Examples can be found at `AttogradDB/examples`

## Documentation

### VectorStore

-   `__init__(indexing="hnsw", embedding_model="bert", save_index=False)` Initialize vector store with specified indexing and embedding model.

-   `add_text(vector_id, input_data)` Add a single text document to the vector store after embedding.

-   `add_documents(docs)` Bulk-add a list of JSON documents to the vector store after converting to text and embedding.

-   `get_similar(query_text, top_n=5, decode_results=True)` Find top N semantically similar documents for a given query text.
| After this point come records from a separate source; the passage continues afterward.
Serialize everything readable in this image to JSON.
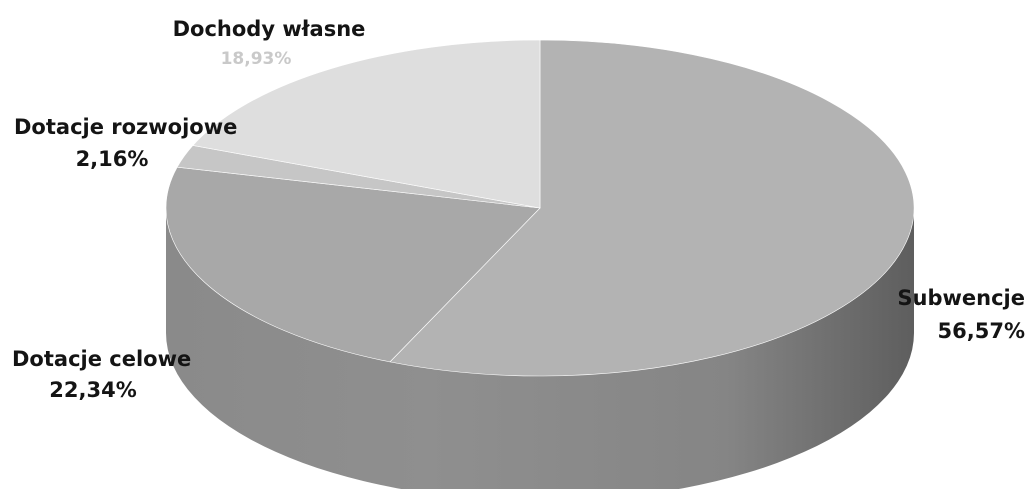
{
  "chart_data": {
    "type": "pie",
    "style": "3d",
    "slices": [
      {
        "name": "Subwencje",
        "value": 56.57,
        "value_label": "56,57%",
        "color": "#b3b3b3"
      },
      {
        "name": "Dotacje celowe",
        "value": 22.34,
        "value_label": "22,34%",
        "color": "#a8a8a8"
      },
      {
        "name": "Dotacje rozwojowe",
        "value": 2.16,
        "value_label": "2,16%",
        "color": "#c6c6c6"
      },
      {
        "name": "Dochody własne",
        "value": 18.93,
        "value_label": "18,93%",
        "color": "#dedede"
      }
    ]
  }
}
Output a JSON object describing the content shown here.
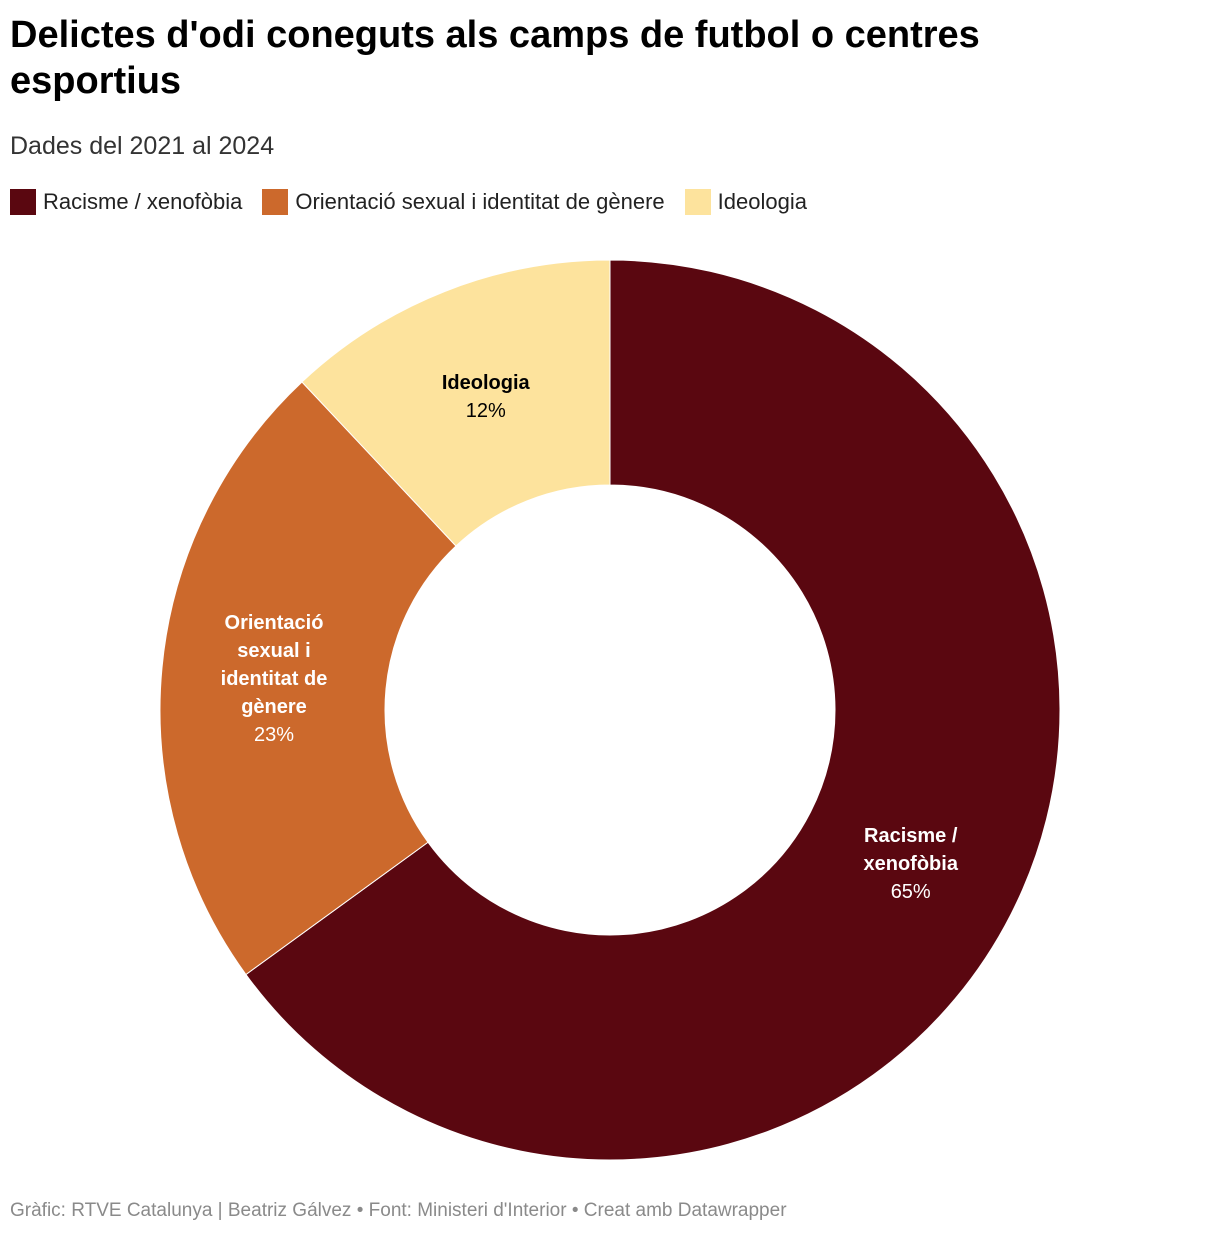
{
  "colors": {
    "racisme": "#5a0710",
    "orientacio": "#cc692c",
    "ideologia": "#fde39d"
  },
  "header": {
    "title": "Delictes d'odi coneguts als camps de futbol o centres esportius",
    "subtitle": "Dades del 2021 al 2024"
  },
  "chart_data": {
    "type": "pie",
    "variant": "donut",
    "title": "Delictes d'odi coneguts als camps de futbol o centres esportius",
    "subtitle": "Dades del 2021 al 2024",
    "categories": [
      "Racisme / xenofòbia",
      "Orientació sexual i identitat de gènere",
      "Ideologia"
    ],
    "values": [
      65,
      23,
      12
    ],
    "unit": "%",
    "legend_placement": "top-left",
    "slices": [
      {
        "name": "Racisme / xenofòbia",
        "value": 65,
        "value_label": "65%",
        "label_lines": [
          "Racisme /",
          "xenofòbia"
        ],
        "color": "#5a0710",
        "text_color": "#ffffff"
      },
      {
        "name": "Orientació sexual i identitat de gènere",
        "value": 23,
        "value_label": "23%",
        "label_lines": [
          "Orientació",
          "sexual i",
          "identitat de",
          "gènere"
        ],
        "color": "#cc692c",
        "text_color": "#ffffff"
      },
      {
        "name": "Ideologia",
        "value": 12,
        "value_label": "12%",
        "label_lines": [
          "Ideologia"
        ],
        "color": "#fde39d",
        "text_color": "#000000"
      }
    ]
  },
  "legend": [
    {
      "label": "Racisme / xenofòbia",
      "color": "#5a0710"
    },
    {
      "label": "Orientació sexual i identitat de gènere",
      "color": "#cc692c"
    },
    {
      "label": "Ideologia",
      "color": "#fde39d"
    }
  ],
  "footer": {
    "text": "Gràfic: RTVE Catalunya | Beatriz Gálvez • Font: Ministeri d'Interior • Creat amb Datawrapper"
  }
}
Returns list of tuples containing (vector_id, similarity_score, document_text) if decode_results=True, otherwise returns (vector_id, similarity_score).

-   `similarity(vector_a, vector_b, method="cosine")` Calculate cosine similarity between two vectors.

### keyValueStore

-   `create_master_collection(name)` Create a new master collection to group related collections.

-   `create_collection(name, master_collection="default")` Create a new collection within a master collection.

-   `use_collection(collection, master_collection="default")` Switch to a specific collection for operations.

-   `add(data, doc_id=None)` Add document(s) to current collection with optional custom IDs.

-   `add_json(json_file)` Add documents from a JSON file to current collection.

-   `search(key, value)` Search documents by key-value pair in current collection.

-   `toVector(indexing="brute-force", embedding_model="bert", collection=None, master_collection=None)` Convert collection documents to vector store with specified indexing and embedding model.

### Embedding

#### `BertEmbedding`

-   Generates BERT-based embeddings for input text.

-   Supports reverse mapping from embeddings back to text.

### Indexing

#### `HNSW`

-   Implements Hierarchical Navigable Small World indexing.

-   Provides efficient approximate nearest-neighbor search for large data.

#### `Clustered Brute-Force`

-   Implements brute-force search of clustered documents.

-   Lightspeed search for small to medium sized documents and NoSQL databases.

## Roadmap

- Add support for GPU-accelerated embedding generation and vector search using cuda.
- C/Rust backend for similarity search and indexing.
- Performance logging for HNSW indexing. 
- Publishing the library on PyPI.
- Adding support for more embedding models and indexing methods.

## Contributing

Contributions are welcome! If you encounter bugs or have feature requests, please open an issue or submit a pull request.

## License

This project is licensed under the MIT License. See the `LICENSE` file for details.